Mas, a obra, como anunciado acima por Sebrão, não seria apenas um “rememorar as vidas ilustres”. Os Fragmentos lançados em Aracaju e em Itabaiana, na última quinzena de agosto trazem de tudo um pouco: instantes auto-biográficos, poemas, lendas, genealogia e a narrativa histórica baseada em fontes cartoriais, relatórios administrativos, códigos legislativos, cronistas e historiadores que tratam do Brasil.
Como referência são tomados os municípios de Itaporanga, Rosário, Carmópolis, Simão Dias, Lagarto, Estância, Itabaiana, Ribeirópolis, Frei Paul, Neópolis e a muitos outros que não tiveram suas experiências estruturadas em forma de artigos, a exemplo de Porto da Folha, Pedra Mole, Aracaju e Santo Amaro. As narrativas, porém, não se distribuem de forma equilibrada. Sebrão sobrinho tinha lá seus motivos e preferências e, também, por isso ganharam destaque as localidades de Itaporanga e Itabaiana.
Itaporanga é contemporânea das “descobertas” de Sergipe e do rio São Francisco. Foi palco da ação dos jesuítas, gente que não contribuiu para o processo civilizatório de Sergipe: nada de instrução ou de educação religiosa; “o jesuíta só vinha a Sergipe, anualmente, olhar como iam seus grandes haveres”. (Sebrão sobrinho, 2003, p. 25).
Itabaiana, tem inventariados dezesseis dos seus mais importantes povoados. A terra do “para-cebola”, simplesmente, “formou quase todos os municípios sergipanos” e era, desde [1859], o celeiro de alimentos da capital Aracaju (idem, p. 255). Somente Lagarto rivaliza com a povoação serrana, mas não chega a criar nenhuma localidade.

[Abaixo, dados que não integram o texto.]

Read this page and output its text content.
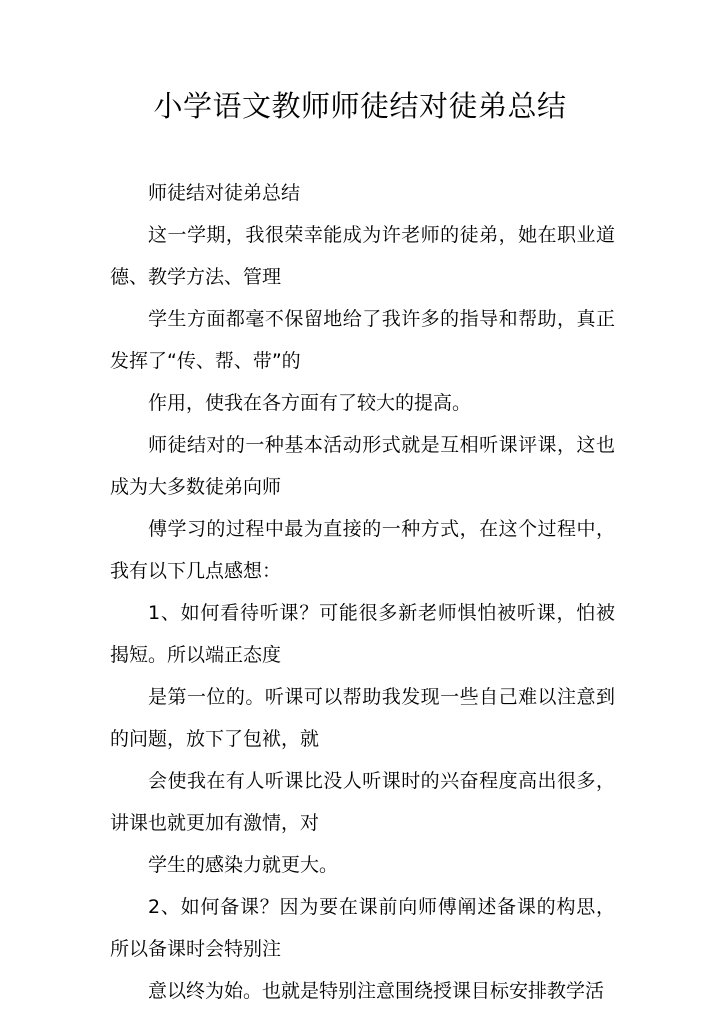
小学语文教师师徒结对徒弟总结

师徒结对徒弟总结

这一学期，我很荣幸能成为许老师的徒弟，她在职业道德、教学方法、管理

学生方面都毫不保留地给了我许多的指导和帮助，真正发挥了“传、帮、带”的

作用，使我在各方面有了较大的提高。

师徒结对的一种基本活动形式就是互相听课评课，这也成为大多数徒弟向师

傅学习的过程中最为直接的一种方式，在这个过程中，我有以下几点感想：

1、如何看待听课？可能很多新老师惧怕被听课，怕被揭短。所以端正态度

是第一位的。听课可以帮助我发现一些自己难以注意到的问题，放下了包袱，就

会使我在有人听课比没人听课时的兴奋程度高出很多，讲课也就更加有激情，对

学生的感染力就更大。

2、如何备课？因为要在课前向师傅阐述备课的构思，所以备课时会特别注

意以终为始。也就是特别注意围绕授课目标安排教学活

Pelos novos Fragmentos, vê-se que SEbrão já era o crítico mordaz dos cronistas, historiadores e tupinólogos de fora e de dentro de Sergipe. A birra com Felisbelo Freire já era conhecida, mas a sistemática correção ao trabalho de Armindo Guaraná e as flechas disparadas contra o jovem historiador José Calazans foram novidades para mim. Elas fazem pensar nas conseqüências desse tipo de debate para a construção de duas obras significativas sobre a história de Aracaju: Contribuição à história da capital de Sergipe – José Calazans (1944) e Laudas da história do Aracaju – Sebrão sobrinho (1955).
Naqueles anos da Segunda Guerra, o “cachorro da velha loba” – Sebrão sobrinho – fustigava os historiadores da terra, mas também deitava o malho na Sociologia – Qual Sociologia? A de Gilberto Freyre? A de Florentino Menezes? Davas lições de crítica documental, de gramática, de leitura das línguas indígenas. Com ar professoral, Sebrão interpolava brevíssimas e confusas considerações sobre os explicadores do sentido da experiência humana – a evolução biológica, a evolução espiritual, a predestinação.
Nesse mesmo período, também já expunha suas teses com grande ênfase: o rosarense é providencialmente um piedoso, crente, masoquista – uma herança dos negros do Catete; nunca existiu a tal pedra em forma de lagarto, interpretação usual para a origem do nome do referido município; Itabaiana acolheu o culto protestante logo após Laranjeiras, em 1885; a mulher itaporanguense inventou o desquite em Sergipe (1843); Men de Sá era um covarde, o governador Luiz de Brito, um bandido e os jesuítas Gaspar Lourenço e João Saloni uns assassinos, injustamente elevados à classe de mestres do ensino.
As longas introduções, a conversa com o leitor, as intrusões, e até uma história estruturada com repente – ou como canção de gesta, se preferirem – já estão presentes nos textos do Sebrão getulino e maynardista. Ele preferia escrever defluente à passada, embair à enganar, rutilância a brilho e uxoricídios em lugar de assassinatos de esposas. Também não se furtava em fazer uso de um gilbertifreirático, do cotiliquê paroquiático e da bagaceirocracia.
O que permanece como enigma na obra são as razões pelas quais a sua escrita ganhou essa forma peculiar. Por que Sebrão assumia-se historiador com tanta ênfase? Por que afirmava ser o único num período tão fértil da historiografia sergipana? O que o levou a produzir um texto combinando arcaísmo com fórmulas da linguagem popular, por exemplo?
A resolução desses problemas ficou a gora mais fácil com a preocupação de Vladimir Carvalho em recuperar os artigos, anotá-los e oferecer ao leitor um precioso índice onomástico. Às novas possibilidades de cruzamento das referências de fontes, autores e personagens, gostaria de acrescentar 3 questões que podem ajuda r a decifrar os tais enigmas: seria o jovem itabaianense um exemplar temporão de uma cultura retórica em vigor na segunda metade do século XIX? O trabalho docente e a tarefa de inspeção escolar teriam se transformado em missão de vida para Sebrão? Teria o autor sobrevivido ao uma espécie de ‘terremoto de Lisboa” em suas primeiras investidas intelectuais?
Muita tinta há de ser gasta com as letras desse historiador, afirmei há três semanas. Mas, penso que a epígrafe acima – plena de ironia, exagero e ressentimento – pode ser uma chave para a compreensão da escrita histórica de Sebrão sobrinho.

Para citar este texto
FREITAS, Itamar. Os novos fragmentos de Sebrão Sobrinho. A Semana em Foco, Aracaju, p. 6B-6B, 14 out. 2003.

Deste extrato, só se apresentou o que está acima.